Grilled fruit in mint and citrus syrup
Time to make: 20 mins , plus chilling
Total cost: $ 10.27 / $ 2.56 per serve
(at time of publication)
- 1 cup orange juice, freshly squeezed
- 1/3 cup lime juice, freshly squeezed
- 1/4 cup cold water
- 2 cinnamon sticks
- 1/3 cup palm sugar, finely chopped
- 1/3 cup mint leaves, shredded
- cooking oil spray
- 500g pineapple, peeled, halved lengthways and thickly sliced
- 2 navel oranges, peeled and thickly sliced
- low-fat passionfruit yoghurt to serve
Total fat 2.9g
Saturated fat 0.4g
Dietary fibre 2.9g
1 Combine the juices, water and cinnamon in a small saucepan. Add the sugar and stir over low heat for about 2-3 minutes, or until the sugar dissolves. Increase heat to medium and simmer, uncovered, for about 8 minutes, or until liquid reduces slightly and is syrupy. Remove from heat and set aside for 5 minutes to cool slightly.
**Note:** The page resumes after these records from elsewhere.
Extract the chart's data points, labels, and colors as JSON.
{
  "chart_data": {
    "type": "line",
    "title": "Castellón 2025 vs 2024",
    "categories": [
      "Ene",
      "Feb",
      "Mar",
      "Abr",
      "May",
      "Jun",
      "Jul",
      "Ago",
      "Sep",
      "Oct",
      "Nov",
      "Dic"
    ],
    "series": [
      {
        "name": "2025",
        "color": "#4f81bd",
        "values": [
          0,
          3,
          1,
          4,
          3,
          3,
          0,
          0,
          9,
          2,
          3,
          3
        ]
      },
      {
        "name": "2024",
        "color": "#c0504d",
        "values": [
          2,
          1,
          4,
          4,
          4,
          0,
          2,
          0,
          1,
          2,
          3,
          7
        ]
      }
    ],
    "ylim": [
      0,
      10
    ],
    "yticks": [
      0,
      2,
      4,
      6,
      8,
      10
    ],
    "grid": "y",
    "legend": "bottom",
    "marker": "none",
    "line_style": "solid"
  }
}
Pour into a large bowl, add the mint and stir to combine.
2 Preheat a chargrill or barbecue grill to medium-high. Spray the fruit with cooking oil. Grill the pineapple slices for 2 minutes each side, or until browned. Transfer to the bowl with the syrup.
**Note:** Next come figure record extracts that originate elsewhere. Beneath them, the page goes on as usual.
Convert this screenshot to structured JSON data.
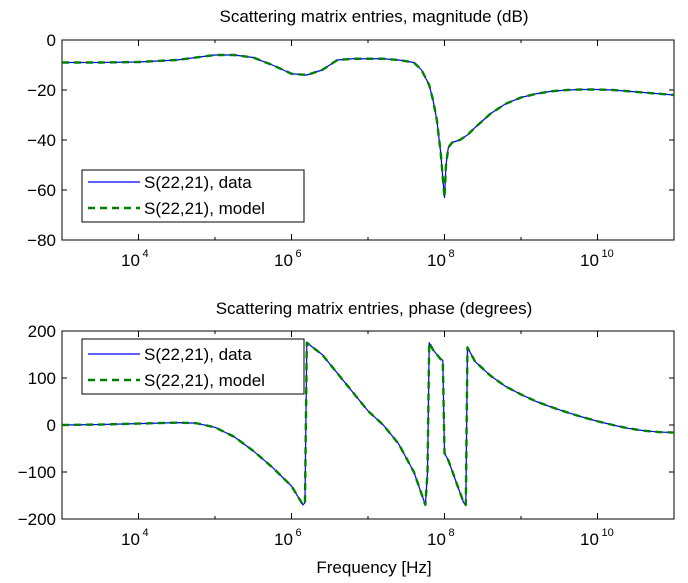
{
  "chart_data": [
    {
      "type": "line",
      "title": "Scattering matrix entries, magnitude (dB)",
      "xlabel": "",
      "ylabel": "",
      "xscale": "log",
      "xlim": [
        1000,
        100000000000.0
      ],
      "ylim": [
        -80,
        0
      ],
      "xticks": [
        10000,
        1000000,
        100000000,
        10000000000
      ],
      "xtick_labels": [
        [
          "10",
          "4"
        ],
        [
          "10",
          "6"
        ],
        [
          "10",
          "8"
        ],
        [
          "10",
          "10"
        ]
      ],
      "yticks": [
        0,
        -20,
        -40,
        -60,
        -80
      ],
      "ytick_labels": [
        "0",
        "−20",
        "−40",
        "−60",
        "−80"
      ],
      "legend_position": "bottom-left",
      "grid": false,
      "series": [
        {
          "name": "S(22,21), data",
          "color": "#0000ff",
          "style": "solid",
          "x": [
            1000,
            3162,
            10000,
            31623,
            100000,
            177828,
            316228,
            562341,
            1000000,
            1584893,
            2511886,
            3981072,
            6309573,
            10000000,
            15848932,
            25118864,
            39810717,
            50118723,
            63095734,
            70794578,
            79432823,
            89125094,
            95499259,
            100000000,
            104712855,
            112201845,
            125892541,
            158489319,
            199526231,
            251188643,
            398107171,
            630957344,
            1000000000,
            1584893192,
            2511886432,
            3981071706,
            6309573445,
            10000000000,
            15848931925,
            25118864315,
            39810717055,
            63095734448,
            100000000000
          ],
          "y": [
            -9,
            -9,
            -8.8,
            -8,
            -6,
            -6,
            -7,
            -10,
            -13.5,
            -14,
            -12,
            -8,
            -7.5,
            -7.5,
            -7.5,
            -8,
            -9,
            -12,
            -18,
            -24,
            -32,
            -45,
            -56,
            -63,
            -50,
            -43,
            -41,
            -40,
            -38,
            -35,
            -29.5,
            -25.5,
            -23,
            -21.5,
            -20.5,
            -20,
            -19.8,
            -19.8,
            -20,
            -20.5,
            -21,
            -21.5,
            -22
          ]
        },
        {
          "name": "S(22,21), model",
          "color": "#008000",
          "style": "dashed",
          "x": [
            1000,
            3162,
            10000,
            31623,
            100000,
            177828,
            316228,
            562341,
            1000000,
            1584893,
            2511886,
            3981072,
            6309573,
            10000000,
            15848932,
            25118864,
            39810717,
            50118723,
            63095734,
            70794578,
            79432823,
            89125094,
            95499259,
            100000000,
            104712855,
            112201845,
            125892541,
            158489319,
            199526231,
            251188643,
            398107171,
            630957344,
            1000000000,
            1584893192,
            2511886432,
            3981071706,
            6309573445,
            10000000000,
            15848931925,
            25118864315,
            39810717055,
            63095734448,
            100000000000
          ],
          "y": [
            -9,
            -9,
            -8.8,
            -8,
            -6,
            -6,
            -7,
            -10,
            -13.5,
            -14,
            -12,
            -8,
            -7.5,
            -7.5,
            -7.5,
            -8,
            -9,
            -12,
            -18,
            -24,
            -32,
            -45,
            -56,
            -63,
            -50,
            -43,
            -41,
            -40,
            -38,
            -35,
            -29.5,
            -25.5,
            -23,
            -21.5,
            -20.5,
            -20,
            -19.8,
            -19.8,
            -20,
            -20.5,
            -21,
            -21.5,
            -22
          ]
        }
      ]
    },
    {
      "type": "line",
      "title": "Scattering matrix entries, phase (degrees)",
      "xlabel": "Frequency [Hz]",
      "ylabel": "",
      "xscale": "log",
      "xlim": [
        1000,
        100000000000.0
      ],
      "ylim": [
        -200,
        200
      ],
      "xticks": [
        10000,
        1000000,
        100000000,
        10000000000
      ],
      "xtick_labels": [
        [
          "10",
          "4"
        ],
        [
          "10",
          "6"
        ],
        [
          "10",
          "8"
        ],
        [
          "10",
          "10"
        ]
      ],
      "yticks": [
        200,
        100,
        0,
        -100,
        -200
      ],
      "ytick_labels": [
        "200",
        "100",
        "0",
        "−100",
        "−200"
      ],
      "legend_position": "top-left",
      "grid": false,
      "series": [
        {
          "name": "S(22,21), data",
          "color": "#0000ff",
          "style": "solid",
          "x": [
            1000,
            3162,
            10000,
            31623,
            56234,
            100000,
            177828,
            316228,
            562341,
            1000000,
            1412538,
            1500000,
            1584893,
            2511886,
            3981072,
            6309573,
            10000000,
            15848932,
            25118864,
            39810717,
            56234133,
            60000000,
            63095734,
            70794578,
            79432823,
            89125094,
            95000000,
            100000000,
            112201845,
            141253754,
            177827941,
            190000000,
            199526231,
            251188643,
            398107171,
            630957344,
            1000000000,
            1584893192,
            2511886432,
            3981071706,
            6309573445,
            10000000000,
            15848931925,
            25118864315,
            39810717055,
            63095734448,
            100000000000
          ],
          "y": [
            0,
            1,
            3,
            5,
            4,
            -5,
            -25,
            -55,
            -90,
            -130,
            -170,
            -165,
            175,
            150,
            110,
            70,
            30,
            0,
            -40,
            -100,
            -170,
            -100,
            175,
            160,
            150,
            140,
            138,
            -60,
            -75,
            -120,
            -165,
            -170,
            165,
            135,
            105,
            82,
            65,
            50,
            38,
            27,
            17,
            8,
            0,
            -7,
            -12,
            -15,
            -16
          ]
        },
        {
          "name": "S(22,21), model",
          "color": "#008000",
          "style": "dashed",
          "x": [
            1000,
            3162,
            10000,
            31623,
            56234,
            100000,
            177828,
            316228,
            562341,
            1000000,
            1412538,
            1500000,
            1584893,
            2511886,
            3981072,
            6309573,
            10000000,
            15848932,
            25118864,
            39810717,
            56234133,
            60000000,
            63095734,
            70794578,
            79432823,
            89125094,
            95000000,
            100000000,
            112201845,
            141253754,
            177827941,
            190000000,
            199526231,
            251188643,
            398107171,
            630957344,
            1000000000,
            1584893192,
            2511886432,
            3981071706,
            6309573445,
            10000000000,
            15848931925,
            25118864315,
            39810717055,
            63095734448,
            100000000000
          ],
          "y": [
            0,
            1,
            3,
            5,
            4,
            -5,
            -25,
            -55,
            -90,
            -130,
            -170,
            -165,
            175,
            150,
            110,
            70,
            30,
            0,
            -40,
            -100,
            -170,
            -100,
            175,
            160,
            150,
            140,
            138,
            -60,
            -75,
            -120,
            -165,
            -170,
            165,
            135,
            105,
            82,
            65,
            50,
            38,
            27,
            17,
            8,
            0,
            -7,
            -12,
            -15,
            -16
          ]
        }
      ]
    }
  ]
}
3 Grill the orange slices for 1 minute each side, or until browned. Transfer to the bowl with the pineapple and syrup. Turn the fruit until well coated with syrup. Cover with plastic wrap and place in the fridge for about 2 hours to chill. Remove from the fridge and set aside for 5 minutes to bring to room temperature.
4 Divide the fruit among four bowls. Drizzle with syrup, add a dollop of yoghurt and serve.